Dive Brief:
- Imperial Irrigation District (IID), a community-owned California utility, is planning to install a $68 million battery storage system aimed at helping integrate 50 MW of solar power into the municipal provider's system in southern California.
- The storage system is part of a settlement with FERC, related to IID’s involvement in the Sept. 8, 2011, Southwest blackout which left more than 5 million people in Southern California, Arizona and Baja California, Mexico, without power for up to 12 hours.

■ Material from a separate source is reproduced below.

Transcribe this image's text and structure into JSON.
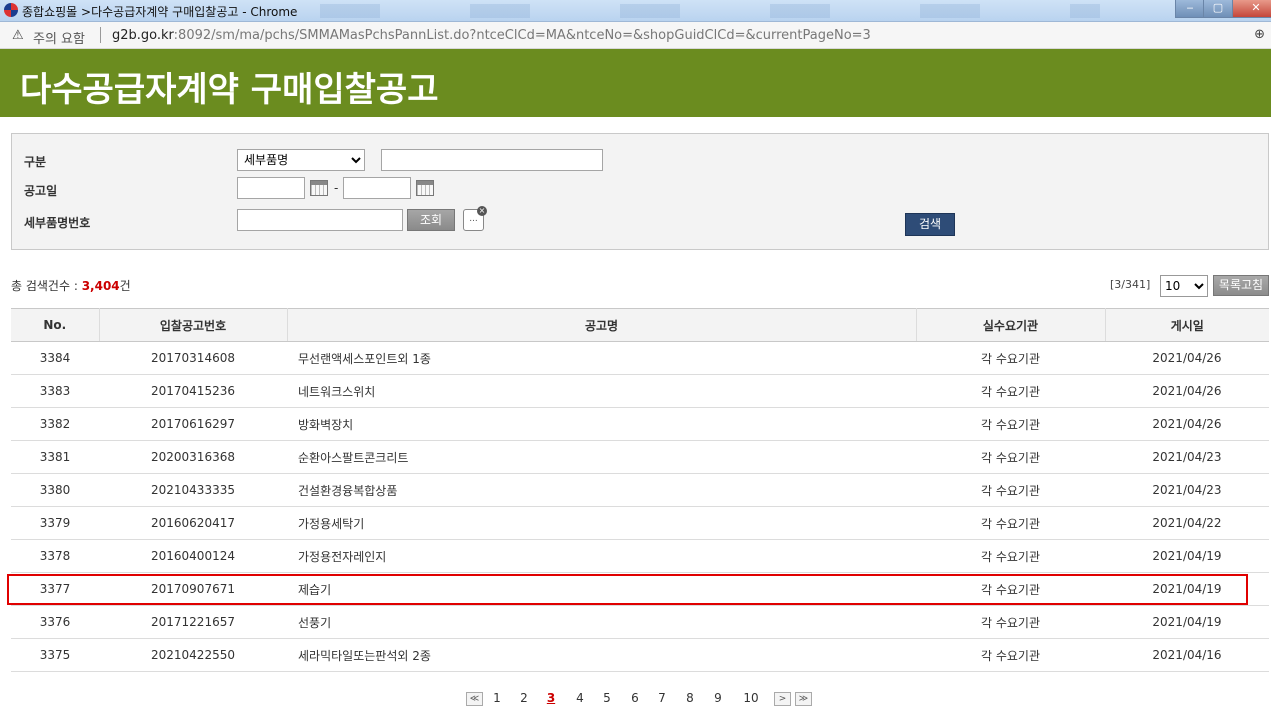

- After the blackout, FERC directed utilities involved to increase reliability measures. IID's storage system, PV-Tech reports, will serve as a power backup and smooth energy supply imbalances caused by variable rooftop solar generation.
Dive Insight:
Looking to integrate up to 50 MW of solar power into its system, IID will install a $68 million battery storage system rather than construct a new gas-fired facility. That plan caught the attention, and garnered the approval, of the local newspaper, The Desert Sun. The paper's editorial board wrote: "We applaud investment such as IID’s in this type of vital infrastructure that will help to boost overall grid reliability and keep California on the march toward its green energy goals."
The project is part of a settlement related to a widespread 2011 blackout. FERC enforcement staff found IID violated several reliability standard requirements and as a result the utility agreed to pay a civil penalty of $12 million, with $9 million to be invested in reliability enhancement measures, including construction of one or more utility-scale battery energy storage facilities within IID’s transmission operations area.
The storage will help integrate power from the 30-MW Midway III solar farm in Imperial County, Calif., and a 20-MW facility near Niland, Calif. Construction on Midway III is projected to begin in late 2015, with the site expected to be operational and delivering renewable energy to IID by the latter half of 2016.